My new diet consists in killing anyone who tells me I’m fat.
Sure kids are great but have you tried sleep?
Mum to child: Have you got a sticker we could use?
Child produces 6 billion.
Boys get 1 polo shirt and wear it till the horse dies!!
If I did one of those wine and paint nights the instructor would be like wow look at you, you are really good at wine.
Putting on mascara without opening my mouth is on my bucket list
Call your doctor if there are more than 4 wolves inside of you.
Bloody internet 😳
Star Wars? Nope
Never had any interest in watching something that starred a woman whose hair made her look like one of my dad’s tractors.
Me: How bout we head over to my place?
Her: Nope
Me: I have a dog…
Her: Get in I’ll drive
[to baby crying for 45 mins]
WHY ARE YOU CRYING YOU LIVE HERE FOR FREE
reasons why people don’t want to return to offices:
-unpaid travel
-packing lunch
-the bear in the conference room
-dress codes
-the bear stole my lunch
-someone help
-my boss told me to take it up with hr
-it’s eating my sandwich
-code switching
INSURANCE REP: I’m afraid you’re going to need more coverage
ME: sorry I couldn’t find my pants this morning
bible: love thy enemy
me: loves carbohydrates
Killed another house plant but this time it was personal.

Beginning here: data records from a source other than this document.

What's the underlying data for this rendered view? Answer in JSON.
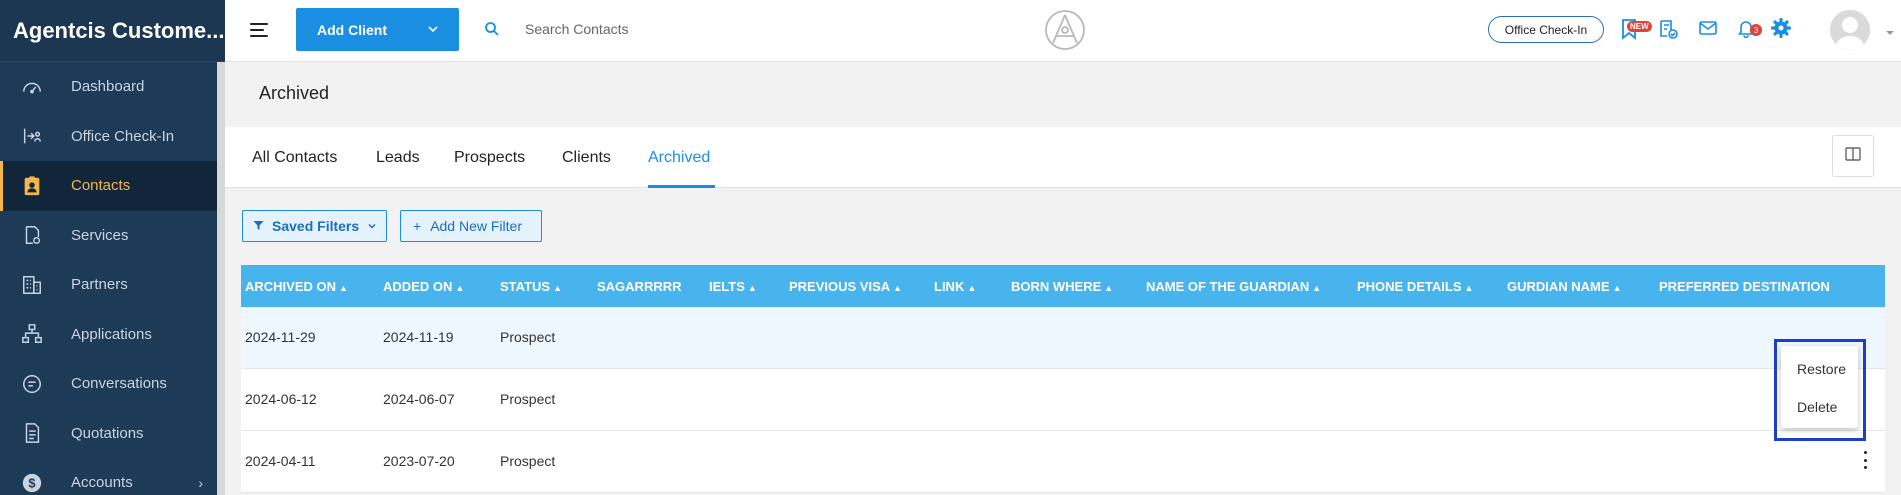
{
  "app": {
    "title": "Agentcis Custome..."
  },
  "sidebar": {
    "items": [
      {
        "label": "Dashboard",
        "icon": "speedometer-icon"
      },
      {
        "label": "Office Check-In",
        "icon": "checkin-icon"
      },
      {
        "label": "Contacts",
        "icon": "contact-card-icon",
        "active": true
      },
      {
        "label": "Services",
        "icon": "services-icon"
      },
      {
        "label": "Partners",
        "icon": "building-icon"
      },
      {
        "label": "Applications",
        "icon": "flow-icon"
      },
      {
        "label": "Conversations",
        "icon": "chat-icon"
      },
      {
        "label": "Quotations",
        "icon": "document-icon"
      },
      {
        "label": "Accounts",
        "icon": "dollar-icon"
      }
    ]
  },
  "topbar": {
    "add_client_label": "Add Client",
    "search_placeholder": "Search Contacts",
    "office_checkin_label": "Office Check-In",
    "new_badge": "NEW",
    "notification_count": "3"
  },
  "page": {
    "title": "Archived"
  },
  "tabs": [
    {
      "label": "All Contacts"
    },
    {
      "label": "Leads"
    },
    {
      "label": "Prospects"
    },
    {
      "label": "Clients"
    },
    {
      "label": "Archived",
      "active": true
    }
  ],
  "filters": {
    "saved_filters_label": "Saved Filters",
    "add_filter_label": "Add New Filter"
  },
  "table": {
    "columns": [
      {
        "label": "ARCHIVED ON",
        "sortable": true
      },
      {
        "label": "ADDED ON",
        "sortable": true
      },
      {
        "label": "STATUS",
        "sortable": true
      },
      {
        "label": "SAGARRRRR",
        "sortable": false
      },
      {
        "label": "IELTS",
        "sortable": true
      },
      {
        "label": "PREVIOUS VISA",
        "sortable": true
      },
      {
        "label": "LINK",
        "sortable": true
      },
      {
        "label": "BORN WHERE",
        "sortable": true
      },
      {
        "label": "NAME OF THE GUARDIAN",
        "sortable": true
      },
      {
        "label": "PHONE DETAILS",
        "sortable": true
      },
      {
        "label": "GURDIAN NAME",
        "sortable": true
      },
      {
        "label": "PREFERRED DESTINATION",
        "sortable": false
      }
    ],
    "rows": [
      {
        "archived_on": "2024-11-29",
        "added_on": "2024-11-19",
        "status": "Prospect"
      },
      {
        "archived_on": "2024-06-12",
        "added_on": "2024-06-07",
        "status": "Prospect"
      },
      {
        "archived_on": "2024-04-11",
        "added_on": "2023-07-20",
        "status": "Prospect"
      }
    ]
  },
  "context_menu": {
    "items": [
      {
        "label": "Restore"
      },
      {
        "label": "Delete"
      }
    ]
  },
  "colors": {
    "sidebar_bg": "#1d3a57",
    "accent_blue": "#1a8ee0",
    "table_header": "#47b4ee",
    "active_nav": "#f5b64a",
    "badge_red": "#e0423c"
  }
}
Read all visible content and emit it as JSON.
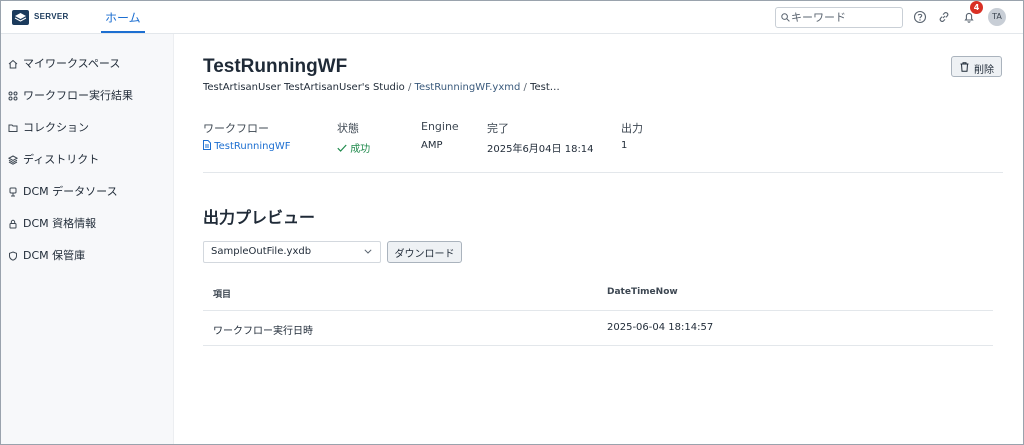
{
  "header": {
    "logo_text": "SERVER",
    "home_tab": "ホーム",
    "search_placeholder": "キーワード",
    "notification_count": "4",
    "avatar_initials": "TA"
  },
  "sidebar": {
    "items": [
      {
        "label": "マイワークスペース",
        "icon": "home-icon"
      },
      {
        "label": "ワークフロー実行結果",
        "icon": "flow-icon"
      },
      {
        "label": "コレクション",
        "icon": "folder-icon"
      },
      {
        "label": "ディストリクト",
        "icon": "layers-icon"
      },
      {
        "label": "DCM データソース",
        "icon": "datasource-icon"
      },
      {
        "label": "DCM 資格情報",
        "icon": "lock-icon"
      },
      {
        "label": "DCM 保管庫",
        "icon": "shield-icon"
      }
    ]
  },
  "page": {
    "title": "TestRunningWF",
    "breadcrumb": {
      "owner": "TestArtisanUser TestArtisanUser's Studio",
      "sep": " / ",
      "file": "TestRunningWF.yxmd",
      "tail": "Test…"
    },
    "delete_label": "削除"
  },
  "meta": {
    "labels": {
      "workflow": "ワークフロー",
      "status": "状態",
      "engine": "Engine",
      "completed": "完了",
      "output": "出力"
    },
    "values": {
      "workflow": "TestRunningWF",
      "status": "成功",
      "engine": "AMP",
      "completed": "2025年6月04日 18:14",
      "output": "1"
    }
  },
  "preview": {
    "title": "出力プレビュー",
    "selected_file": "SampleOutFile.yxdb",
    "download_label": "ダウンロード",
    "columns": [
      "項目",
      "DateTimeNow"
    ],
    "rows": [
      [
        "ワークフロー実行日時",
        "2025-06-04 18:14:57"
      ]
    ]
  },
  "colors": {
    "accent": "#1d6fd1",
    "success": "#1f8a4c",
    "badge": "#d93025",
    "brand": "#1b3a5c"
  }
}
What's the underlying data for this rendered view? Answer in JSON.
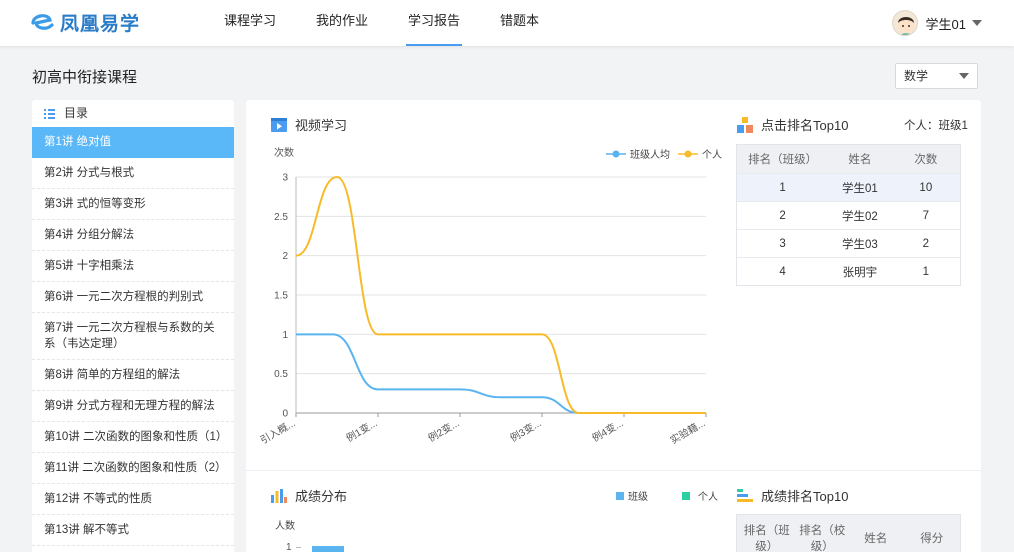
{
  "header": {
    "brand": "凤凰易学",
    "nav": [
      {
        "label": "课程学习",
        "active": false
      },
      {
        "label": "我的作业",
        "active": false
      },
      {
        "label": "学习报告",
        "active": true
      },
      {
        "label": "错题本",
        "active": false
      }
    ],
    "user": {
      "name": "学生01"
    }
  },
  "page": {
    "title": "初高中衔接课程"
  },
  "subject_select": {
    "value": "数学"
  },
  "sidebar": {
    "title": "目录",
    "items": [
      {
        "label": "第1讲 绝对值",
        "active": true
      },
      {
        "label": "第2讲 分式与根式"
      },
      {
        "label": "第3讲 式的恒等变形"
      },
      {
        "label": "第4讲 分组分解法"
      },
      {
        "label": "第5讲 十字相乘法"
      },
      {
        "label": "第6讲 一元二次方程根的判别式"
      },
      {
        "label": "第7讲 一元二次方程根与系数的关系（韦达定理）"
      },
      {
        "label": "第8讲 简单的方程组的解法"
      },
      {
        "label": "第9讲 分式方程和无理方程的解法"
      },
      {
        "label": "第10讲 二次函数的图象和性质（1）"
      },
      {
        "label": "第11讲 二次函数的图象和性质（2）"
      },
      {
        "label": "第12讲 不等式的性质"
      },
      {
        "label": "第13讲 解不等式"
      }
    ]
  },
  "video_section": {
    "title": "视频学习",
    "legend": [
      "班级人均",
      "个人"
    ]
  },
  "chart_data": {
    "type": "line",
    "title": "",
    "ylabel": "次数",
    "xlabel": "",
    "ylim": [
      0,
      3
    ],
    "yticks": [
      "0",
      "0.5",
      "1",
      "1.5",
      "2",
      "2.5",
      "3"
    ],
    "categories": [
      "引入概...",
      "例1变...",
      "例2变...",
      "例3变...",
      "例4变...",
      "实验籍..."
    ],
    "x_fractions_note": "",
    "series": [
      {
        "name": "班级人均",
        "color": "#5ab4f0",
        "points": [
          [
            0,
            1
          ],
          [
            0.45,
            1
          ],
          [
            1,
            0.3
          ],
          [
            1.5,
            0.3
          ],
          [
            2,
            0.3
          ],
          [
            2.5,
            0.2
          ],
          [
            3,
            0.2
          ],
          [
            3.45,
            0
          ],
          [
            4,
            0
          ],
          [
            5,
            0
          ]
        ]
      },
      {
        "name": "个人",
        "color": "#f7bb2a",
        "points": [
          [
            0,
            2
          ],
          [
            0.5,
            3
          ],
          [
            1,
            1
          ],
          [
            1.5,
            1
          ],
          [
            2,
            1
          ],
          [
            2.5,
            1
          ],
          [
            3,
            1
          ],
          [
            3.45,
            0
          ],
          [
            4,
            0
          ],
          [
            5,
            0
          ]
        ]
      }
    ],
    "grid": true,
    "legend_position": "top-right"
  },
  "click_rank": {
    "title": "点击排名Top10",
    "note": "个人：班级1",
    "headers": [
      "排名（班级）",
      "姓名",
      "次数"
    ],
    "rows": [
      [
        "1",
        "学生01",
        "10"
      ],
      [
        "2",
        "学生02",
        "7"
      ],
      [
        "3",
        "学生03",
        "2"
      ],
      [
        "4",
        "张明宇",
        "1"
      ]
    ]
  },
  "score_section": {
    "title": "成绩分布",
    "legend": [
      "班级",
      "个人"
    ],
    "ylabel": "人数",
    "first_tick": "1"
  },
  "score_rank": {
    "title": "成绩排名Top10",
    "headers": [
      "排名（班级）",
      "排名（校级）",
      "姓名",
      "得分"
    ]
  },
  "colors": {
    "accent": "#4a9cf0",
    "active_item": "#5bb8f8",
    "class_avg": "#5ab4f0",
    "personal": "#f7bb2a",
    "score_personal": "#2ecfa7"
  }
}
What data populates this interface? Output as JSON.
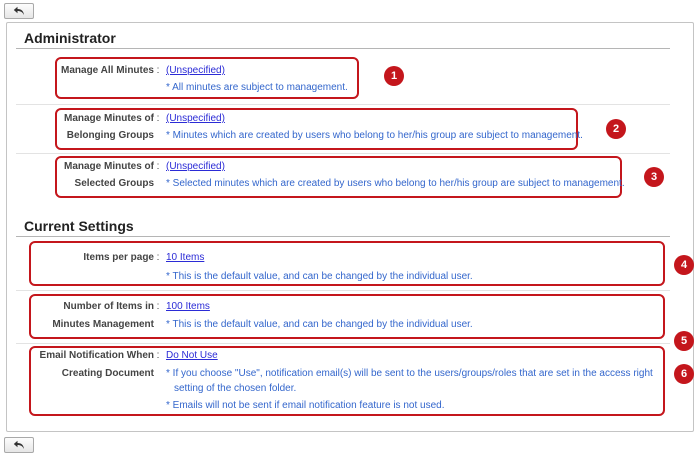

Gave up watching The Punisher. First episode started strong with him immediately punishing a man, but forty minutes later he’d given no further punishments and I cut my losses.
I probably would’ve had a better chance of winning back my ex-gf if I’d thought of something better to say than “I really miss your toilet noises”
I know I’m getting older because I need more and more help from my teen to complete the People magazine crossword puzzle.